The protagonist is likeable geologist Kristian (Kristoffer Joner), with a loving family and big dreams for the future, whose initial worries about the mountain’s instability fall on deaf ears. The bare bones plot and predictable first act strays dangerously close to cliché but is saved from the maws of disaster by a strong cast, expert cinematography and clever editing.

What sets this film apart from its Hollywood predecessors is the way in which it uses the established generic conventions as a springboard, not a safety net. The film feels more intimate than a Hollywood disaster film. The relationships between characters are the focus here, rather than the disaster itself. The result is that the film has much more heart than its American equivalents; the disaster supplements the characterisation rather than being substituted for it.

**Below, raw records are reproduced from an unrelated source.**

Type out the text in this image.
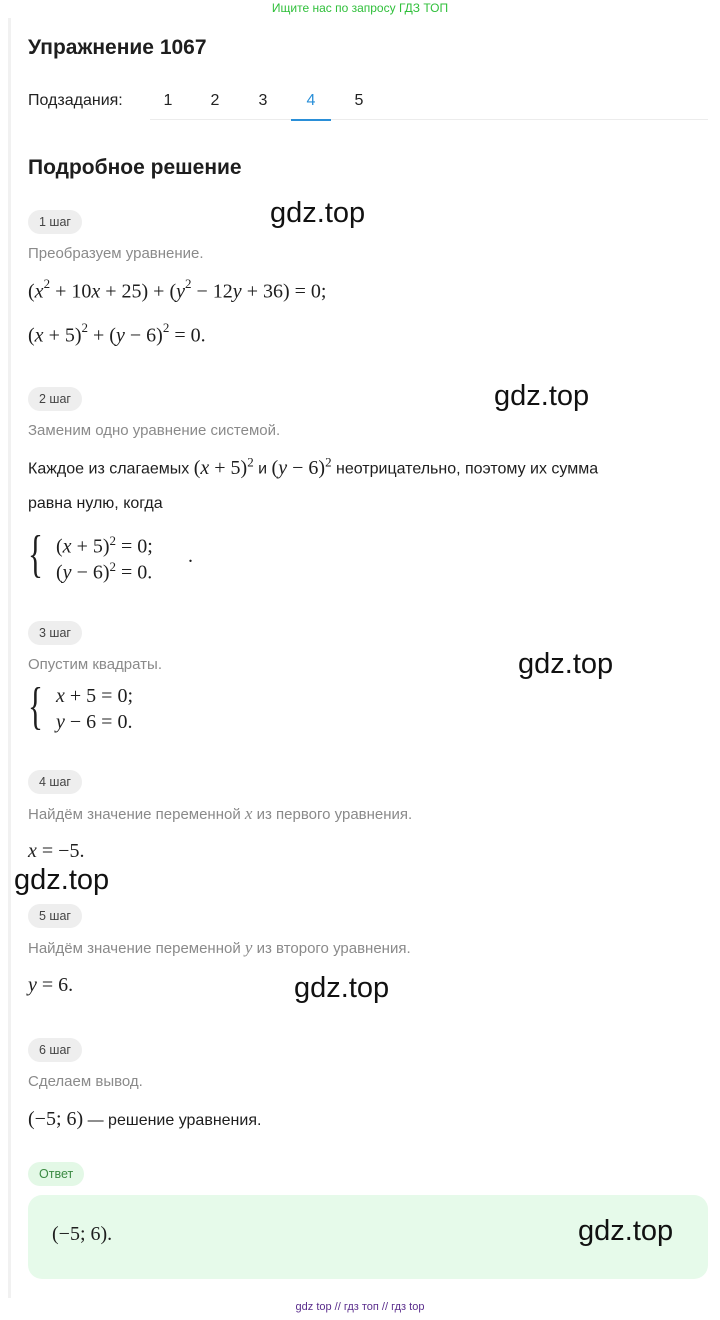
Ищите нас по запросу ГДЗ ТОП
Упражнение 1067
Подзадания:	1	2	3	4	5
Подробное решение
1 шаг	gdz.top
Преобразуем уравнение.
$(x^2 + 10x + 25) + (y^2 - 12y + 36) = 0$;
$(x + 5)^2 + (y - 6)^2 = 0$.
2 шаг	gdz.top
Заменим одно уравнение системой.
Каждое из слагаемых $(x + 5)^2$ и $(y - 6)^2$ неотрицательно, поэтому их сумма
равна нулю, когда
{ $(x + 5)^2 = 0$;
$(y - 6)^2 = 0$.
.
3 шаг
gdz.top
Опустим квадраты.
{ x + 5 = 0;
y − 6 = 0.
4 шаг
Найдём значение переменной x из первого уравнения.
x = −5.
gdz.top
5 шаг
Найдём значение переменной y из второго уравнения.
y = 6.	gdz.top
6 шаг
Сделаем вывод.
(−5; 6) — решение уравнения.
Ответ
(−5; 6).	gdz.top
gdz top // гдз топ // гдз top
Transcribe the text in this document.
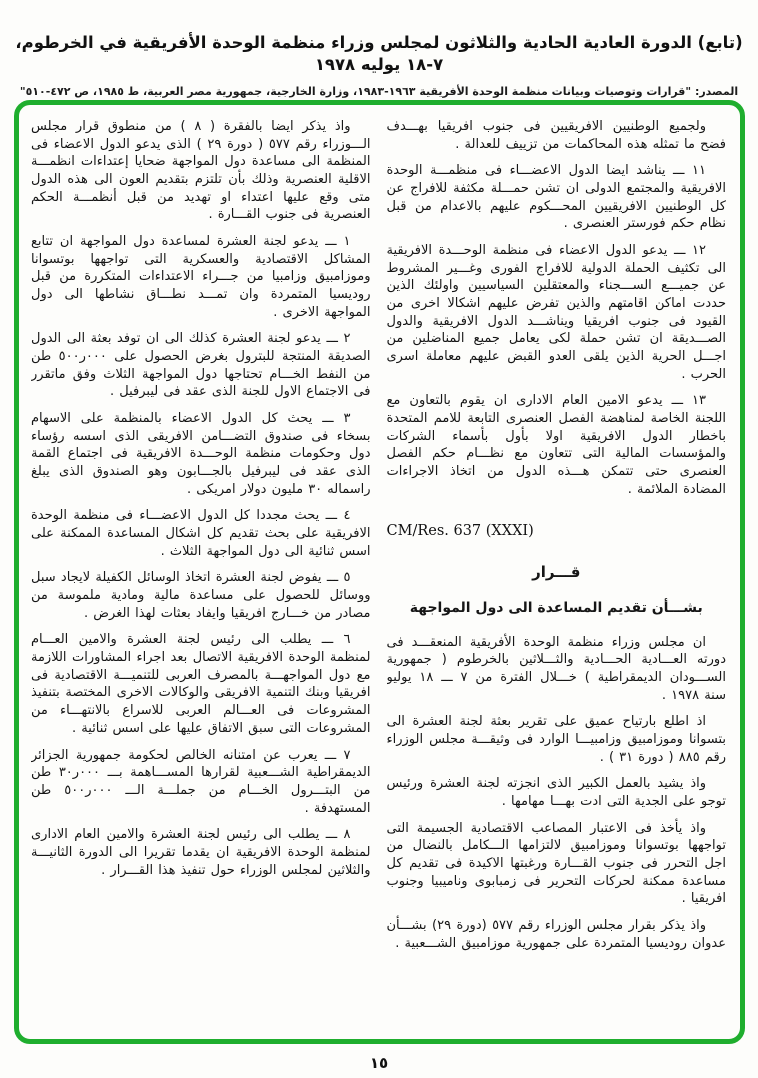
(تابع) الدورة العادية الحادية والثلاثون لمجلس وزراء منظمة الوحدة الأفريقية في الخرطوم، ٧-١٨ يوليه ١٩٧٨
المصدر: "قرارات وتوصيات وبيانات منظمة الوحدة الأفريقية ١٩٦٣-١٩٨٣، وزارة الخارجية، جمهورية مصر العربية، ط ١٩٨٥، ص ٤٧٢-٥١٠"

ولجميع الوطنيين الافريقيين فى جنوب افريقيا بهـــدف فضح ما تمثله هذه المحاكمات من تزييف للعدالة .

١١ ـــ يناشد ايضا الدول الاعضـــاء فى منظمـــة الوحدة الافريقية والمجتمع الدولى ان تشن حمـــلة مكثفة للافراج عن كل الوطنيين الافريقيين المحـــكوم عليهم بالاعدام من قبل نظام حكم فورستر العنصرى .

١٢ ـــ يدعو الدول الاعضاء فى منظمة الوحـــدة الافريقية الى تكثيف الحملة الدولية للافراج الفورى وغـــير المشروط عن جميـــع الســـجناء والمعتقلين السياسيين واولئك الذين حددت اماكن اقامتهم والذين تفرض عليهم اشكالا اخرى من القيود فى جنوب افريقيا ويناشـــد الدول الافريقية والدول الصـــديقة ان تشن حملة لكى يعامل جميع المناضلين من اجـــل الحرية الذين يلقى العدو القبض عليهم معاملة اسرى الحرب .

١٣ ـــ يدعو الامين العام الادارى ان يقوم بالتعاون مع اللجنة الخاصة لمناهضة الفصل العنصرى التابعة للامم المتحدة باخطار الدول الافريقية اولا بأول بأسماء الشركات والمؤسسات المالية التى تتعاون مع نظـــام حكم الفصل العنصرى حتى تتمكن هـــذه الدول من اتخاذ الاجراءات المضادة الملائمة .

CM/Res. 637 (XXXI)
قـــرار
بشـــأن تقديم المساعدة الى دول المواجهة

ان مجلس وزراء منظمة الوحدة الأفريقية المنعقـــد فى دورته العـــادية الحـــادية والثـــلاثين بالخرطوم ( جمهورية الســـودان الديمقراطية ) خـــلال الفترة من ٧ ـــ ١٨ يوليو سنة ١٩٧٨ .

اذ اطلع بارتياح عميق على تقرير بعثة لجنة العشرة الى بتسوانا وموزامبيق وزامبيـــا الوارد فى وثيقـــة مجلس الوزراء رقم ٨٨٥ ( دورة ٣١ ) .

واذ يشيد بالعمل الكبير الذى انجزته لجنة العشرة ورئيس توجو على الجدية التى ادت بهـــا مهامها .

واذ يأخذ فى الاعتبار المصاعب الاقتصادية الجسيمة التى تواجهها بوتسوانا وموزامبيق لالتزامها الـــكامل بالنضال من اجل التحرر فى جنوب القـــارة ورغبتها الاكيدة فى تقديم كل مساعدة ممكنة لحركات التحرير فى زمبابوى وناميبيا وجنوب افريقيا .

واذ يذكر بقرار مجلس الوزراء رقم ٥٧٧ (دورة ٢٩) بشـــأن عدوان روديسيا المتمردة على جمهورية موزامبيق الشـــعبية .

واذ يذكر ايضا بالفقرة ( ٨ ) من منطوق قرار مجلس الـــوزراء رقم ٥٧٧ ( دورة ٢٩ ) الذى يدعو الدول الاعضاء فى المنظمة الى مساعدة دول المواجهة ضحايا إعتداءات انظمـــة الاقلية العنصرية وذلك بأن تلتزم بتقديم العون الى هذه الدول متى وقع عليها اعتداء او تهديد من قبل أنظمـــة الحكم العنصرية فى جنوب القـــارة .

١ ـــ يدعو لجنة العشرة لمساعدة دول المواجهة ان تتابع المشاكل الاقتصادية والعسكرية التى تواجهها بوتسوانا وموزامبيق وزامبيا من جـــراء الاعتداءات المتكررة من قبل روديسيا المتمردة وان تمـــد نطـــاق نشاطها الى دول المواجهة الاخرى .

٢ ـــ يدعو لجنة العشرة كذلك الى ان توفد بعثة الى الدول الصديقة المنتجة للبترول بغرض الحصول على ٠٠٠ر٥٠٠ طن من النفط الخـــام تحتاجها دول المواجهة الثلاث وفق ماتقرر فى الاجتماع الاول للجنة الذى عقد فى ليبرفيل .

٣ ـــ يحث كل الدول الاعضاء بالمنظمة على الاسهام بسخاء فى صندوق التضـــامن الافريقى الذى اسسه رؤساء دول وحكومات منظمة الوحـــدة الافريقية فى اجتماع القمة الذى عقد فى ليبرفيل بالجـــابون وهو الصندوق الذى يبلغ راسماله ٣٠ مليون دولار امريكى .

٤ ـــ يحث مجددا كل الدول الاعضـــاء فى منظمة الوحدة الافريقية على بحث تقديم كل اشكال المساعدة الممكنة على اسس ثنائية الى دول المواجهة الثلاث .

٥ ـــ يفوض لجنة العشرة اتخاذ الوسائل الكفيلة لايجاد سبل ووسائل للحصول على مساعدة مالية ومادية ملموسة من مصادر من خـــارج افريقيا وايفاد بعثات لهذا الغرض .

٦ ـــ يطلب الى رئيس لجنة العشرة والامين العـــام لمنظمة الوحدة الافريقية الاتصال بعد اجراء المشاورات اللازمة مع دول المواجهـــة بالمصرف العربى للتنميـــة الاقتصادية فى افريقيا وبنك التنمية الافريقى والوكالات الاخرى المختصة بتنفيذ المشروعات فى العـــالم العربى للاسراع بالانتهـــاء من المشروعات التى سبق الاتفاق عليها على اسس ثنائية .

٧ ـــ يعرب عن امتنانه الخالص لحكومة جمهورية الجزائر الديمقراطية الشـــعبية لقرارها المســـاهمة بـــ ٠٠٠ر٣٠ طن من البتـــرول الخـــام من جملـــة الـــ ٠٠٠ر٥٠٠ طن المستهدفة .

٨ ـــ يطلب الى رئيس لجنة العشرة والامين العام الادارى لمنظمة الوحدة الافريقية ان يقدما تقريرا الى الدورة الثانيـــة والثلاثين لمجلس الوزراء حول تنفيذ هذا القـــرار .

١٥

The Wave makes excellent use of its modest $6 million budget. The special effects shots are executed with care and the film still manages to create a grand scale without overdoing it. Some genuinely terrifying moments of claustrophobia – reminiscent of some classic scenes in Titanic and Star Wars: A New Hope – are made even more impressive by the fact that the actors performed their own stunts.

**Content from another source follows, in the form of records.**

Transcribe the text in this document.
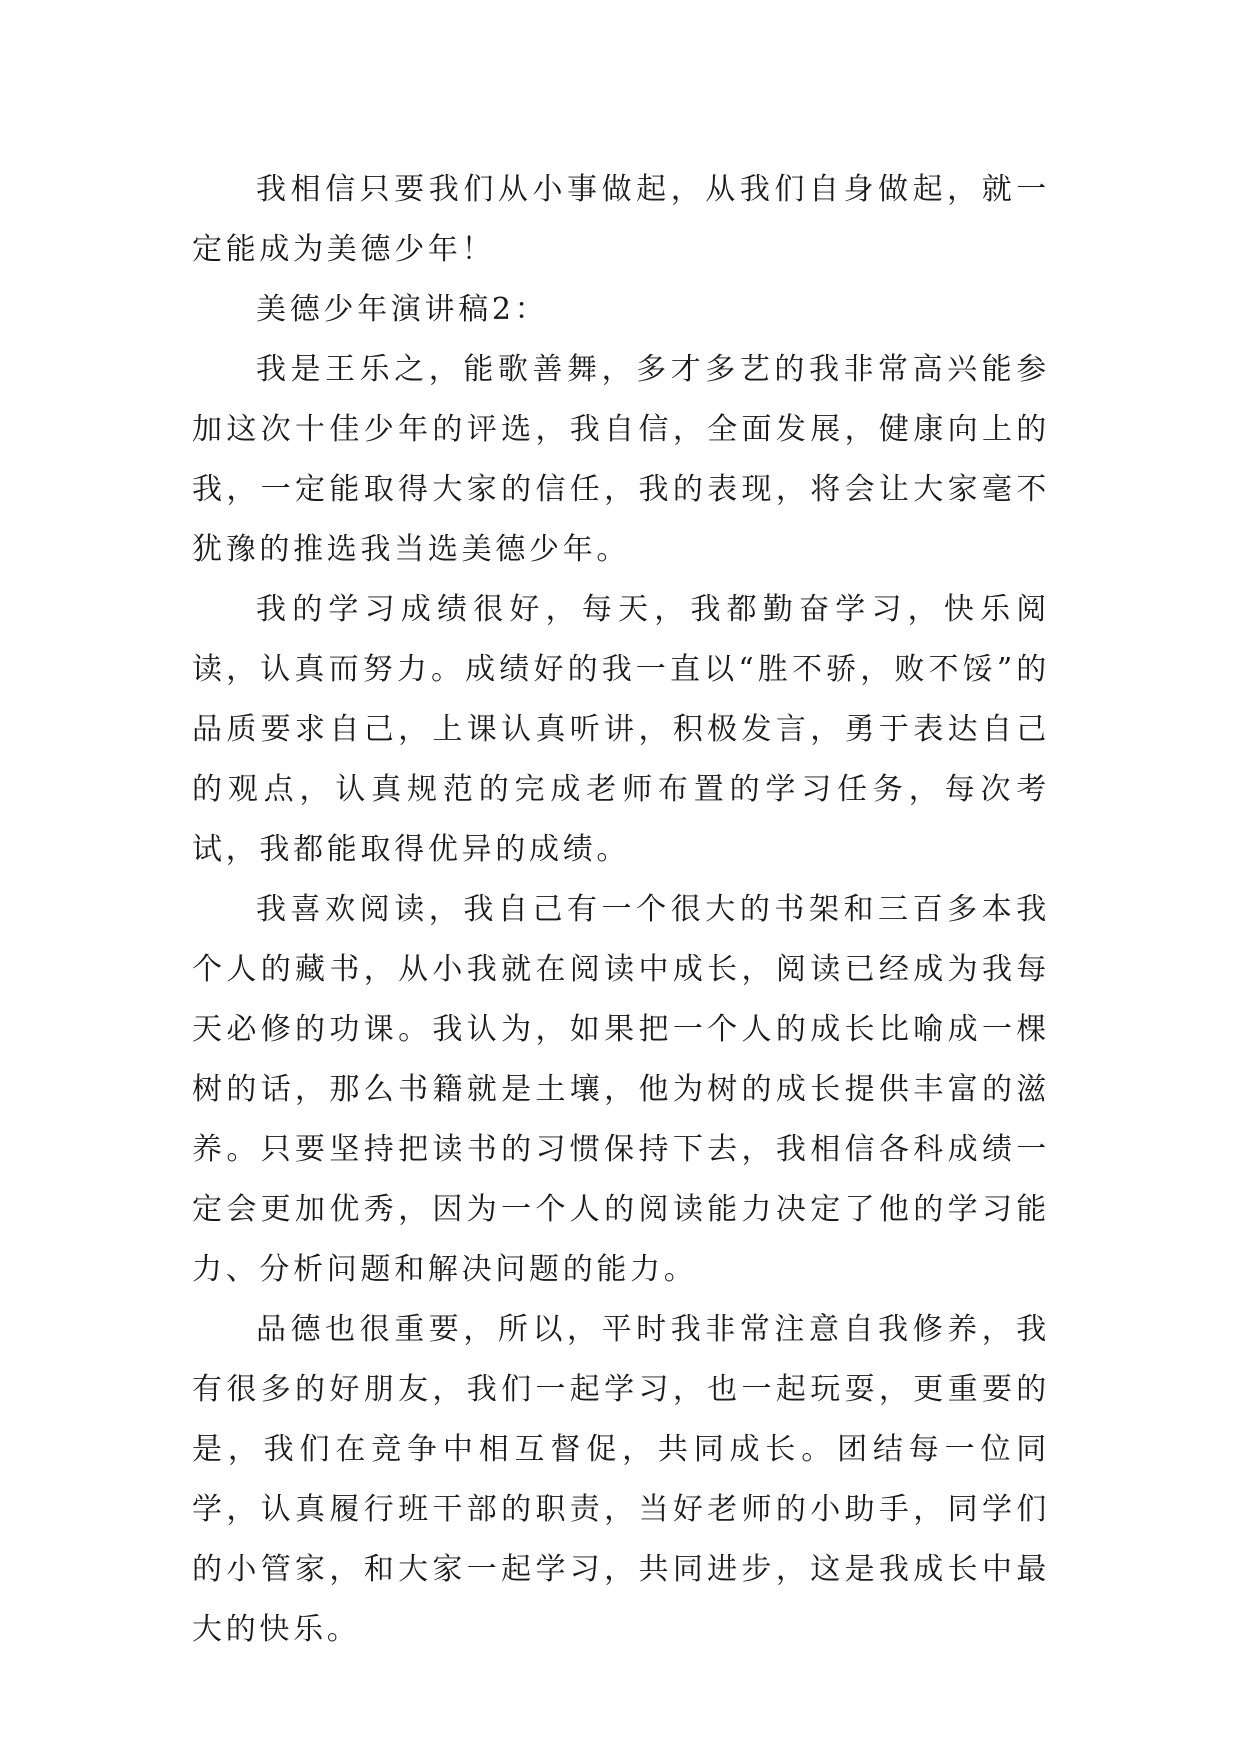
我相信只要我们从小事做起，从我们自身做起，就一定能成为美德少年！

美德少年演讲稿2：

我是王乐之，能歌善舞，多才多艺的我非常高兴能参加这次十佳少年的评选，我自信，全面发展，健康向上的我，一定能取得大家的信任，我的表现，将会让大家毫不犹豫的推选我当选美德少年。

我的学习成绩很好，每天，我都勤奋学习，快乐阅读，认真而努力。成绩好的我一直以“胜不骄，败不馁”的品质要求自己，上课认真听讲，积极发言，勇于表达自己的观点，认真规范的完成老师布置的学习任务，每次考试，我都能取得优异的成绩。

我喜欢阅读，我自己有一个很大的书架和三百多本我个人的藏书，从小我就在阅读中成长，阅读已经成为我每天必修的功课。我认为，如果把一个人的成长比喻成一棵树的话，那么书籍就是土壤，他为树的成长提供丰富的滋养。只要坚持把读书的习惯保持下去，我相信各科成绩一定会更加优秀，因为一个人的阅读能力决定了他的学习能力、分析问题和解决问题的能力。

品德也很重要，所以，平时我非常注意自我修养，我有很多的好朋友，我们一起学习，也一起玩耍，更重要的是，我们在竞争中相互督促，共同成长。团结每一位同学，认真履行班干部的职责，当好老师的小助手，同学们的小管家，和大家一起学习，共同进步，这是我成长中最大的快乐。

By far the most impressive element of the film is the way it utilises the breathtaking Norwegian scenery. The film’s alpine setting is sublime and many shots could have easily been plucked straight out of a tourist commercial.

Much like an 80-metre wave approaching a tiny Norwegian town, there is no escaping the fact that this is a disaster film at heart. It might not be the most thought-provoking, art house film on show at the Scandinavian Film Festival but it is certainly an enjoyable ride.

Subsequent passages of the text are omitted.